Occurs in well defined crystals in incrustations, and in stalactitic, oolitic, and granular masses; hardness, 3; specific gravity 2.7; colorless to white, or when impure, yellow, brown, green, red or blue; luster vitreous to dull; transparent on thin edges.
Next to quartz, calcite is the most abundant of all minerals, and occurs in an almost endless variety of forms, over 300 having been described. It belongs to the hemihedral section of the hexagonal system, the form of the crystals being all sorts of variations of the rhombohedron, and combinations of left and right handed rhombohedrons. The cleavage is entirely uniform, in three directions, parallel to the faces of the rhombohedron, and at an angle of 74° 55′ with each other. Crystals may occur in the form characteristic of the cleavage, but not often. The commonest forms are a more or less elongated scalenohedron, made by combining right and left handed rhombohedrons, so that the resulting pyramid is six-sided, as in figure C, [Plate 45]. Such a scalenohedron may be combined with other forms in a great variety of ways. The six-sided prism with the ends terminated by one or more sets of rhombohedral faces is also fairly common. Twinning occurs occasionally.
The quickest way to determine calcite is by the hardness (3), combined with the fact that it effervesces, when hydrochloric acid is dropped upon it.

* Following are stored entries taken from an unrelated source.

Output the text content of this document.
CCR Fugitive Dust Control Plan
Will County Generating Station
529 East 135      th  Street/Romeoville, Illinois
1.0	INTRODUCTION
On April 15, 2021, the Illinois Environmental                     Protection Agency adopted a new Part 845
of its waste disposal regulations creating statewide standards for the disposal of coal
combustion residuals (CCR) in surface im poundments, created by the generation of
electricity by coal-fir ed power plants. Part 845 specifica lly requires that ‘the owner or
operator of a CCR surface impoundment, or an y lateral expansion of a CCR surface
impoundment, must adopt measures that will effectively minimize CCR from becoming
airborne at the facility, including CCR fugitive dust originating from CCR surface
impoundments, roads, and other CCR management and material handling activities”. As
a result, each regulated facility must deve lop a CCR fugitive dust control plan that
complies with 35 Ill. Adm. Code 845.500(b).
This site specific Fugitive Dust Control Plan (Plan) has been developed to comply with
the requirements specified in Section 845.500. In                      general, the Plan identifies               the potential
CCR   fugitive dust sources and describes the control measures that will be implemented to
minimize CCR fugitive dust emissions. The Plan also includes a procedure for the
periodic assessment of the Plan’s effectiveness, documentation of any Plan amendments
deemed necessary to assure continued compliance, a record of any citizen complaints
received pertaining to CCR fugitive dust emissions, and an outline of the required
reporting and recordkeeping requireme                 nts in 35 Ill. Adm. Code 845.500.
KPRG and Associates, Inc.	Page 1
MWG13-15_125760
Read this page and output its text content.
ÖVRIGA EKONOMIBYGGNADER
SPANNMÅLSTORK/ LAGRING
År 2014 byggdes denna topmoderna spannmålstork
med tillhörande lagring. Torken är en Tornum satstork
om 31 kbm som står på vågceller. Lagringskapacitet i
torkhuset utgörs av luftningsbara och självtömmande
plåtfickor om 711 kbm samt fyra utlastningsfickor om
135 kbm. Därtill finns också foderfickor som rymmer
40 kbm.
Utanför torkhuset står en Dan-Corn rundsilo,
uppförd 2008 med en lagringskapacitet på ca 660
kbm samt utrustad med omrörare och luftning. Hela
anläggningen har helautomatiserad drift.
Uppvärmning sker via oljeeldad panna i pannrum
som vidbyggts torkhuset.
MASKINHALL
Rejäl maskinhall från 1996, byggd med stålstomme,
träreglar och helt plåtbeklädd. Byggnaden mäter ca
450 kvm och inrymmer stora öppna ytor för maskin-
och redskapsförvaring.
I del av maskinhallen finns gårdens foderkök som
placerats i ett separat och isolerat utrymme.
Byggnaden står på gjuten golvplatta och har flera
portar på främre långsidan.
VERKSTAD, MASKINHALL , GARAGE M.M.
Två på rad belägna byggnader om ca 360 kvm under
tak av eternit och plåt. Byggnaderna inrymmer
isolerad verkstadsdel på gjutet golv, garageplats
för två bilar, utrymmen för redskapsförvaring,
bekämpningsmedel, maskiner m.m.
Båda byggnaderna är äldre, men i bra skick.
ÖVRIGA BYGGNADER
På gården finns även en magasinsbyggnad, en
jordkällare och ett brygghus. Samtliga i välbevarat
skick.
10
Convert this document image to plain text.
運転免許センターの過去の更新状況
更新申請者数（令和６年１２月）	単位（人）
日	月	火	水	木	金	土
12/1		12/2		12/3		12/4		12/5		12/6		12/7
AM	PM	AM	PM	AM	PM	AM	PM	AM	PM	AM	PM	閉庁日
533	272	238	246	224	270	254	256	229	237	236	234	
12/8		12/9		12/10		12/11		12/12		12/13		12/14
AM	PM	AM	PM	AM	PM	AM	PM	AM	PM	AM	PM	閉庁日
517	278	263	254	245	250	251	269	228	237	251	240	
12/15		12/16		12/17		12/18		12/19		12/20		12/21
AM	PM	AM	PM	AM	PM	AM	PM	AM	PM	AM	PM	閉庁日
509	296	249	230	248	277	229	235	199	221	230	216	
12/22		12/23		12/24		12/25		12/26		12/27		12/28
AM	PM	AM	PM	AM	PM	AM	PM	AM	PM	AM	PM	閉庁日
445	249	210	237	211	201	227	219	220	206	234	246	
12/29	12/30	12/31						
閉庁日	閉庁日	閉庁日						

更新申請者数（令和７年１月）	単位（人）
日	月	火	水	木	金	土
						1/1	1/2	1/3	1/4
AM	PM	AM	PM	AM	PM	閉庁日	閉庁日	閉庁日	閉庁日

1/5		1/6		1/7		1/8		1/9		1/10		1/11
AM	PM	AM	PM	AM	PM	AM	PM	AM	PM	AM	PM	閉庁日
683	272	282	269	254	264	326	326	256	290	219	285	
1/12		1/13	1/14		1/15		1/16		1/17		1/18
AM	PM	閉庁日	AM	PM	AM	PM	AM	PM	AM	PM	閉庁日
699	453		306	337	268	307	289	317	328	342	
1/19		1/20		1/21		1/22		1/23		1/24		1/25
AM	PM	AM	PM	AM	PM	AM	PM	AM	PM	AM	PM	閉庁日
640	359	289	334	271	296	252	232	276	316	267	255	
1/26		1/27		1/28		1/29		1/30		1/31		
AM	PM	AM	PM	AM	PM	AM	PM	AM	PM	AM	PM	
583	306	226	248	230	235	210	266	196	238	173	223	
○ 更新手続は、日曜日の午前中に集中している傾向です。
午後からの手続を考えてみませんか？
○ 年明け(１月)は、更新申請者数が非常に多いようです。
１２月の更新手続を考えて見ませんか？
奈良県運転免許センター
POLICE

An interesting feature of this mineral is its marked property of deflecting light rays, so that a line or object placed behind a piece of clear calcite appears double. It was with pieces of calcite from Iceland that this was first seen; so that large transparent crystals of calcite are still called Iceland spar; and such calcite is used to make the Nichol’s prisms for microscopes, which are so useful in the study of minerals. This power of refracting light is present in all minerals, but not to such a marked degree as in calcite. The elongated scalenohedrons of calcite are often called “dog-toothed spar” from a fancied resemblance between them and the dog’s tooth.
Calcite is present in solution in the water of the sea and most streams, from which it is withdrawn by many animals and some plants, to make their shells, and bones. The foraminifera, some sponges, the echinoderms, corals and molluscs all draw large quantities from the water in which they live, and build more or less permanent structures from it. These shells when they fall to the bottom, or after being broken to bits, accumulate on the bottom and make limestone, which is widely distributed over the country. This same limestone, when metamorphosed and crystalline, is marble.
Calcite then is readily soluble in water, and streams flowing along crevices and fissures in limestone dissolve out great cavities or caves, like the Mammoth Cave of Kentucky. Other water, percolating through the limestone, comes to these cavities saturated with lime in solution and drips from the roofs and walls; then as part of the water evaporates, it deposits part of its lime in icicle-like masses, hanging from the roof. Such masses of non-crystalline calcite are called stalactites. Below on the floor of the cave, conical masses are built up in the same manner where the dripping water falls on the floor. These are stalagmites. In these limestone caves and in smaller cavities many of the most beautiful crystals grow. Somewhat similarly, when hot water from deep springs comes to the surface, it cools and can not carry as much lime, and so around the spring is laid down layer after layer of non-crystalline calcite making a mass known as travertine. Sometimes this is colored by iron or other impurities and a banded effect results. Such travertine as the “Suisun marble” from California, “California onyx,” “Mexican onyx,” and “satin spar” all belong to this class.
The coral animals, especially in tropical waters precipitate an enormous amount of lime, until whole reefs are built of lime in this non-crystalline form. In places it is hundreds of feet thick and hundreds of miles in extent. Some of this coral has become popular for personal adornment. This is particularly a small, fine-grained variety, Corallum rubrum, which lives almost exclusively in the Mediterranean Sea. This coral is red in color, varying all the way from a deep red to white. It grows in small masses, three pounds being a good sized mass, in water 60 to 100 feet deep, requires some ten years to develop a full-sized mass. The making of this into beads and ornaments is an Italian industry. The demand is growing, while at the same time the supply is diminishing, and search is being widely made for more such coral, but up to the present time with little success. This precious coral is much worn as a protection against the “evil eye” and is widely imitated, apparently with as much protection to the wearer. When coral beads are offered cheap, they are probably something else, red gypsum being much used. This and all imitations can be readily detected by trying a drop of acid in the bead. Coral will effervesce, but gypsum and other substitutes will not.
The bulk of the shells of most molluscs is made of lime, but the mother-of-pearl layer inside is usually aragonite. The chalk of the cliffs on either side of the English channel is lime, and composed of the shells of single celled animals. See [p. 213]. When lime is deposited in loose porous masses, as around grass, etc., and below hot springs, this mass is termed calcareous tufa.
Calcite will be found almost everywhere, some of the localities for the finest crystals being Antwerp and Lockport, N. Y., Middletown, Conn., the caves of Kentucky, Warsaw, Ill., Joplin, Mo., Hazel Green, Wis., etc.